2. The method of claim 1, wherein the step (c) comprises:

(c-1) recording the time of occurrence of said at least one pre-disease in each of said individuals to form a time series data table; and

(c-2) sorting the at least one pre-disease in chronological order according to the chronological data table of step (c-1) to generate at least one disease timing sequence.

3. The method of claim 2, wherein the step (d) comprises:

(d-1) performing the sequential pattern exploration process on the at least one disease timing sequence of step (c-2) to produce the disease trace result; and

(d-2) calculating an average time interval between any two consecutive pre-diseases of the at least one pre-disease according to the time series data table before outputting the disease trace result.

4. A method as claimed in claim 3, wherein the sequential pattern exploration process of step (d) is achieved by performing the steps of:

(i) Excluding tail items from the disease timing sequence of the target disease; and

(ii) Sequentially searching target subsequences from the disease time sequence remained after the step (i),

and when the target subsequence is the tail item of the last target subsequence, searching the target subsequence only from the last target subsequence with the tail item having the target subsequence head.

5. The method of claim 1, further comprising providing a win ratio threshold between step (d) and step (e) to present the plurality of associated diseases in the disease trace result that is greater than the win ratio.

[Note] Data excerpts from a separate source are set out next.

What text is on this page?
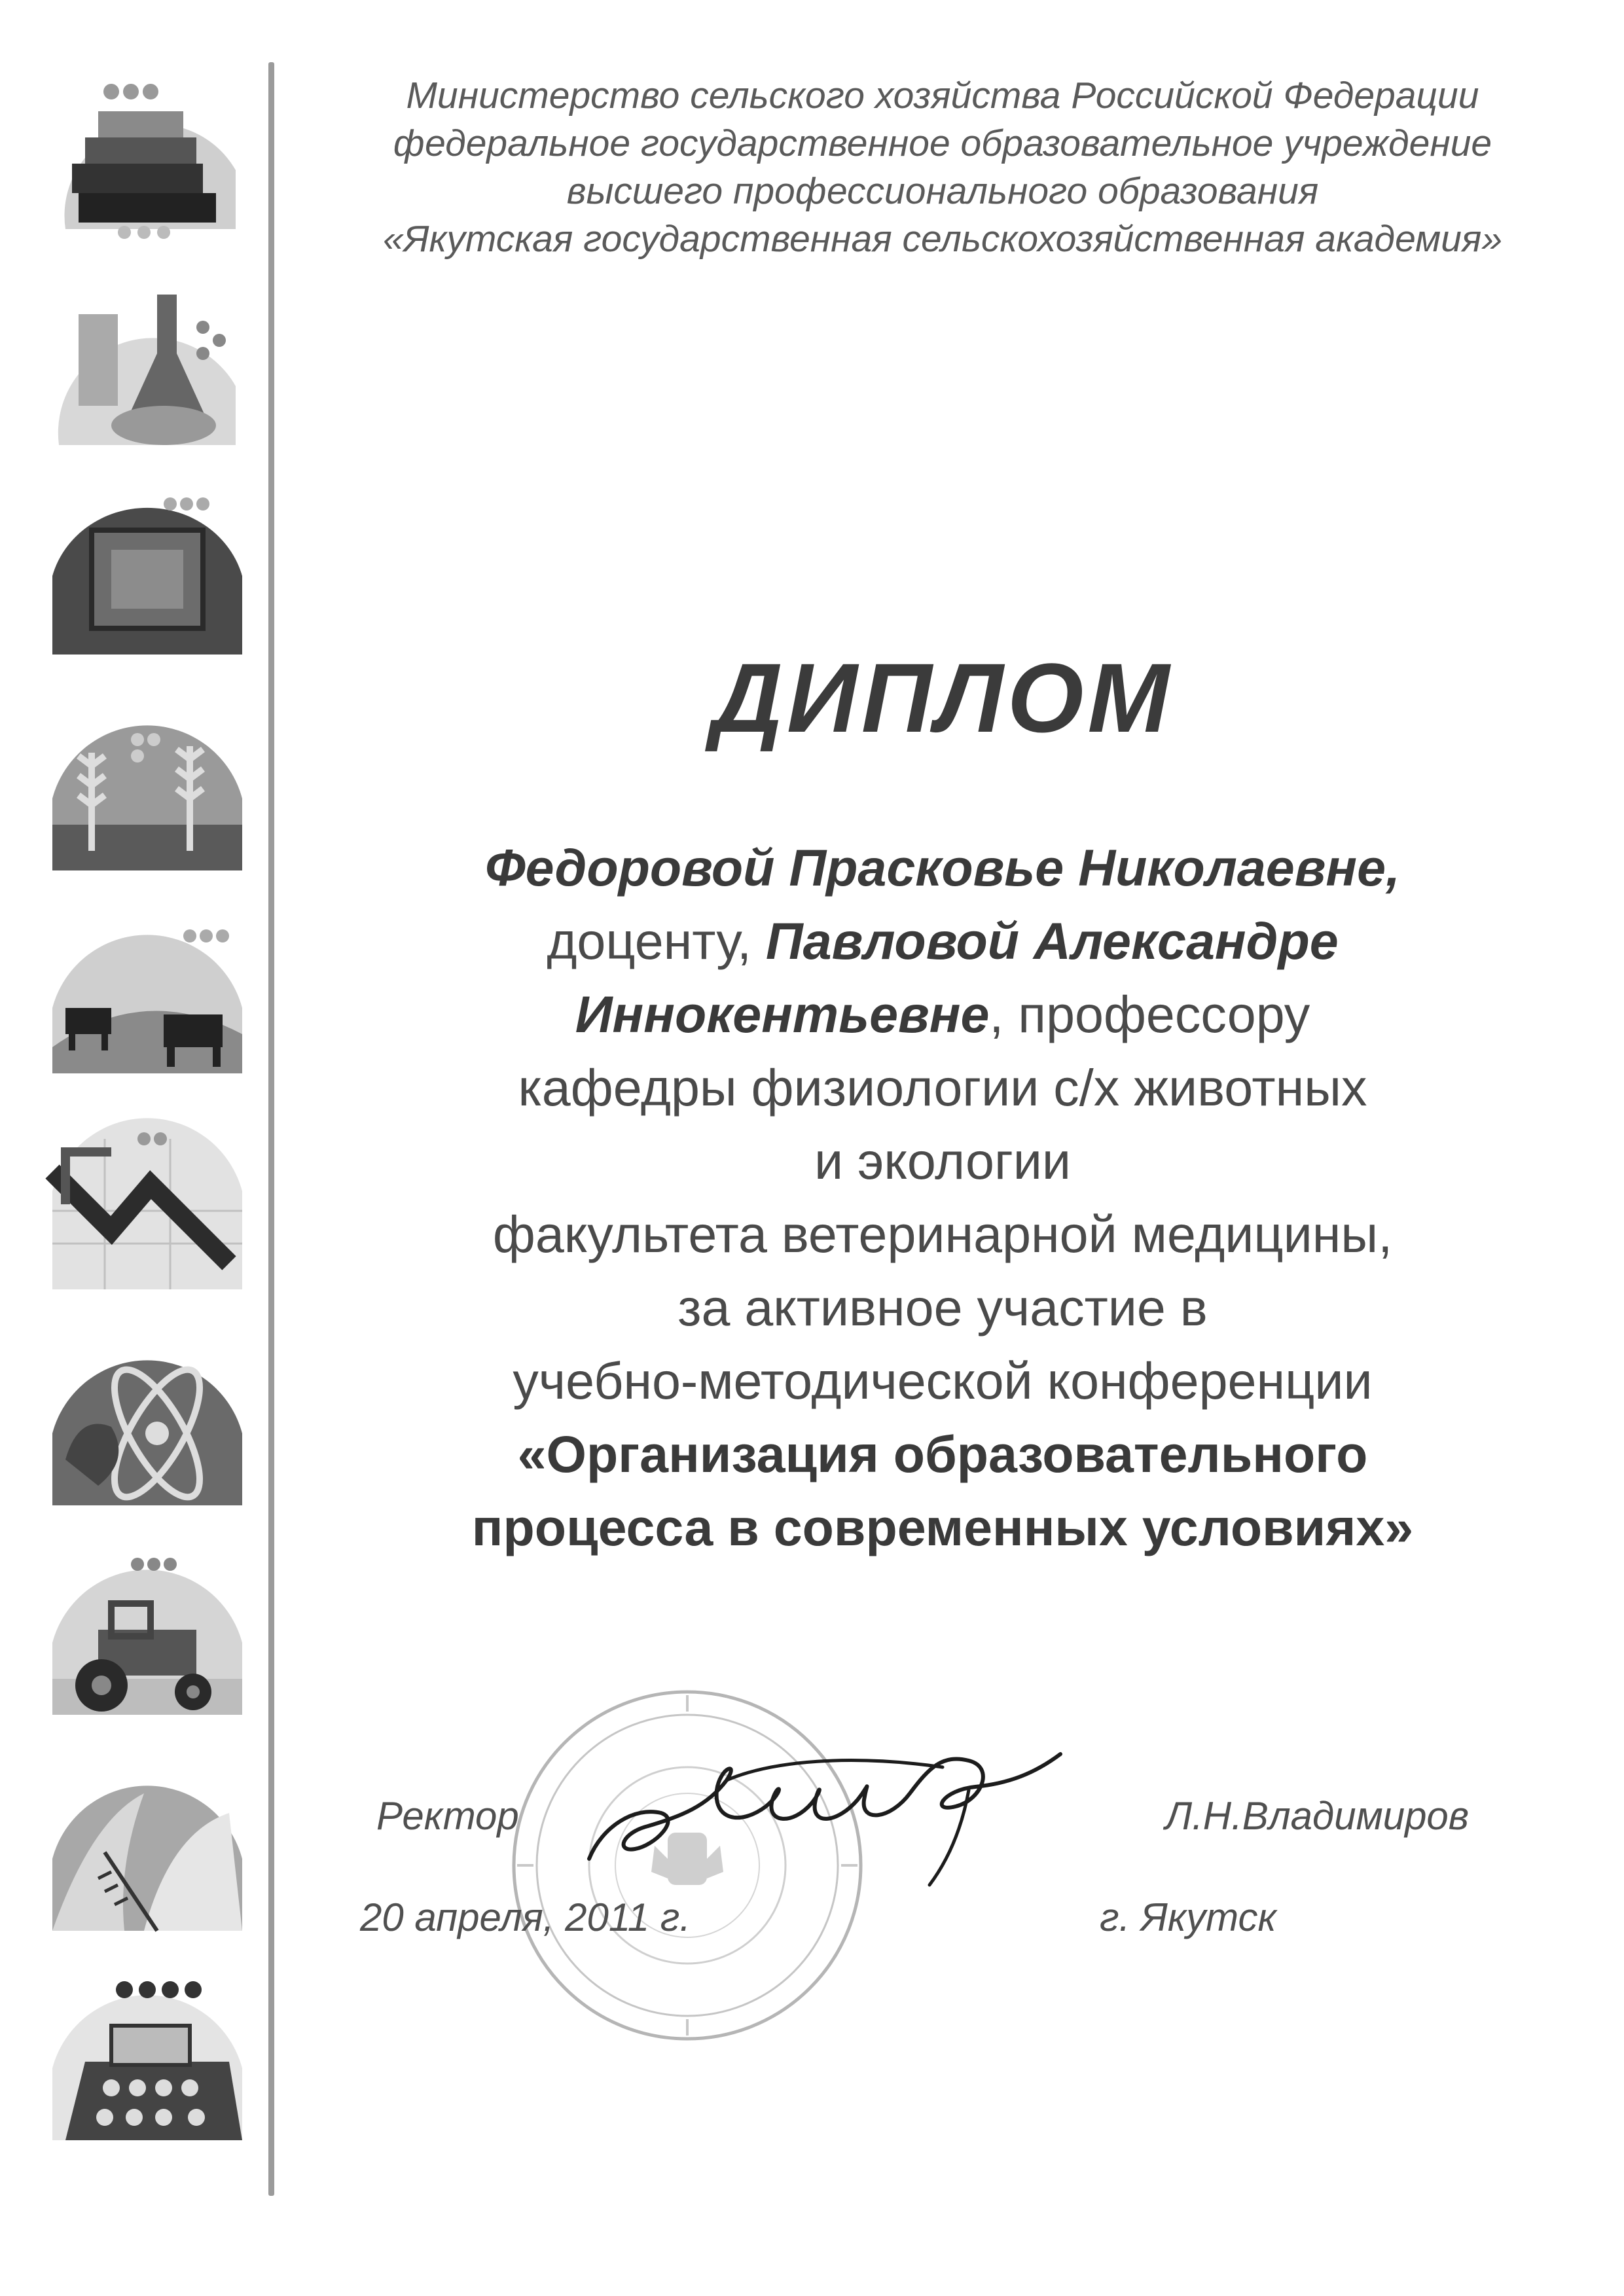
Министерство сельского хозяйства Российской Федерации
федеральное государственное образовательное учреждение
высшего профессионального образования
«Якутская государственная сельскохозяйственная академия»
ДИПЛОМ
Федоровой Прасковье Николаевне,
доценту, Павловой Александре
Иннокентьевне, профессору
кафедры физиологии с/х животных
и экологии
факультета ветеринарной медицины,
за активное участие в
учебно-методической конференции
«Организация образовательного
процесса в современных условиях»
Ректор	Л.Н.Владимиров
20 апреля, 2011 г.	г. Якутск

6. The method of claim 5, wherein the odds ratio threshold is 4.

7. The method of claim 1, wherein the disease of interest is selected from the group consisting of cardiovascular disease, premature labor, endocrine related disease, metabolic disease, dermatological disease, and respiratory disease.

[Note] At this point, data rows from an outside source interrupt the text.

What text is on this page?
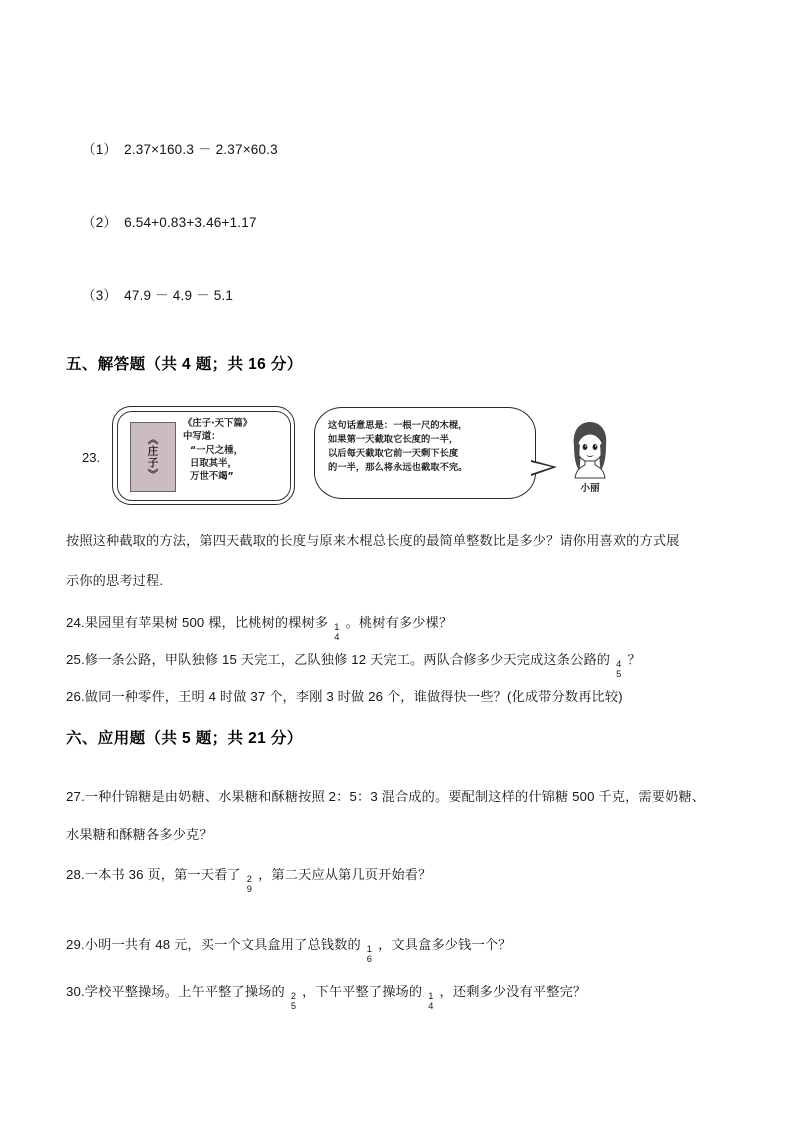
（1） 2.37×160.3 － 2.37×60.3
（2） 6.54+0.83+3.46+1.17
（3） 47.9 － 4.9 － 5.1
五、解答题（共 4 题；共 16 分）
23.	《庄子》
《庄子·天下篇》
中写道：
“一尺之棰，
日取其半，
万世不竭”
这句话意思是：一根一尺的木棍，
如果第一天截取它长度的一半，
以后每天截取它前一天剩下长度
的一半，那么将永远也截取不完。
小丽
按照这种截取的方法，第四天截取的长度与原来木棍总长度的最简单整数比是多少？请你用喜欢的方式展
示你的思考过程.
24.果园里有苹果树 500 棵，比桃树的棵树多 1
4
。桃树有多少棵？
25.修一条公路，甲队独修 15 天完工，乙队独修 12 天完工。两队合修多少天完成这条公路的 4
5
？
26.做同一种零件，王明 4 时做 37 个，李刚 3 时做 26 个，谁做得快一些？(化成带分数再比较)
六、应用题（共 5 题；共 21 分）
27.一种什锦糖是由奶糖、水果糖和酥糖按照 2：5：3 混合成的。要配制这样的什锦糖 500 千克，需要奶糖、
水果糖和酥糖各多少克？
28.一本书 36 页，第一天看了 2
9
，第二天应从第几页开始看？
29.小明一共有 48 元，买一个文具盒用了总钱数的 1
6
，文具盒多少钱一个？
30.学校平整操场。上午平整了操场的 2
5
，下午平整了操场的 1
4
，还剩多少没有平整完？
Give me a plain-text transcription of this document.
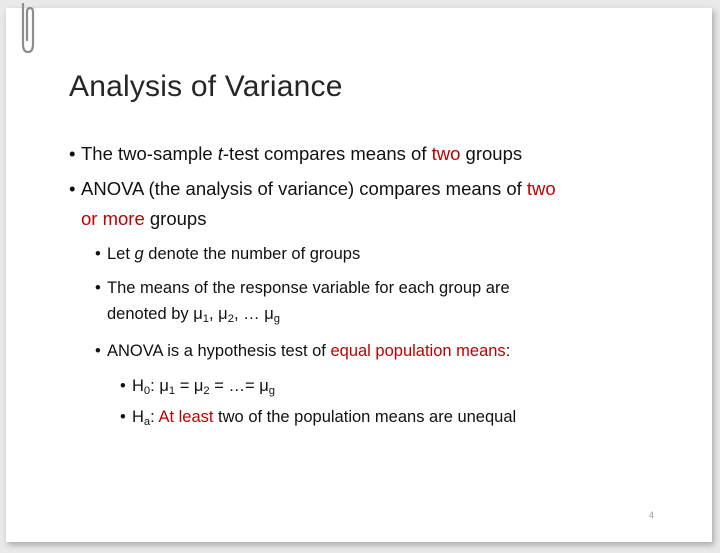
Analysis of Variance
• The two-sample t-test compares means of two groups
• ANOVA (the analysis of variance) compares means of two
or more groups
• Let g denote the number of groups
• The means of the response variable for each group are
denoted by $\mu_1$, $\mu_2$, … $\mu_g$
• ANOVA is a hypothesis test of equal population means:
• $H_0$: $\mu_1 = \mu_2$ = …= $\mu_g$
• $H_a$: At least two of the population means are unequal
4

8. The method of claim 1, wherein the biomarker is selected from the group consisting of a nucleic acid, an amino acid, a peptide, a protein, a monosaccharide, a disaccharide, a polysaccharide, a glycoprotein, and combinations thereof.

9. A biomarker screening system, wherein the system comprises:

a medical database containing a plurality of medical information;

a disease window including at least one disease information;

an arithmetic module programmed with instructions to perform a method, wherein the method comprises:

(1) Providing pre-disease information according to at least one pre-disease of a target disease obtained from the plurality of medical information and the at least one disease information corresponding to the target disease and the at least one pre-disease obtained from the disease window, wherein the at least one pre-disease occurs within a predetermined time before the target disease occurs; and

(2) Performing a sequential pattern exploration process on the pre-disease information of step (1) to generate a disease trace result, wherein the disease trace result comprises a plurality of associated diseases related to the target disease;

a comparison module programmed to execute at least one biomarker selected from a group of co-morbid genes of the target disease and the plurality of associated diseases according to the disease trajectory result.

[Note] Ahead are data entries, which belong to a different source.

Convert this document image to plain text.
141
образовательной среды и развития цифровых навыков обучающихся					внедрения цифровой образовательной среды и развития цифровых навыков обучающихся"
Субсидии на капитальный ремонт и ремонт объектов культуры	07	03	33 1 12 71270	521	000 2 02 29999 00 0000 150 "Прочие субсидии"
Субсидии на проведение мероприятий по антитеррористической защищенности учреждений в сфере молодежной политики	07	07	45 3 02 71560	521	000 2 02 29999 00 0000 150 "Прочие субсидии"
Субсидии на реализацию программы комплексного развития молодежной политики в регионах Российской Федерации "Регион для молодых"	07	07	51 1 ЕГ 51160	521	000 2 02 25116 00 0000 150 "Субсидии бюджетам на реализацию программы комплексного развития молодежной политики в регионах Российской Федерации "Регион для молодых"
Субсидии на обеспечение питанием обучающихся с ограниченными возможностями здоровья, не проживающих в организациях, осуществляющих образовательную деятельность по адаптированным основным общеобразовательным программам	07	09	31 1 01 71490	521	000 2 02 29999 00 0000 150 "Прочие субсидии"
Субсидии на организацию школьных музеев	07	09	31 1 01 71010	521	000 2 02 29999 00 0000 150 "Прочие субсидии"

10. The system of claim 9, wherein the disease trace result comprises a plurality of representative sequences, each of the representative sequences having at least one line segment between any two consecutive associated diseases.

11. The system of claim 10, wherein the disease trace result comprises an average time interval between any two consecutive associated diseases, and a win-loss ratio for each of the representative sequences.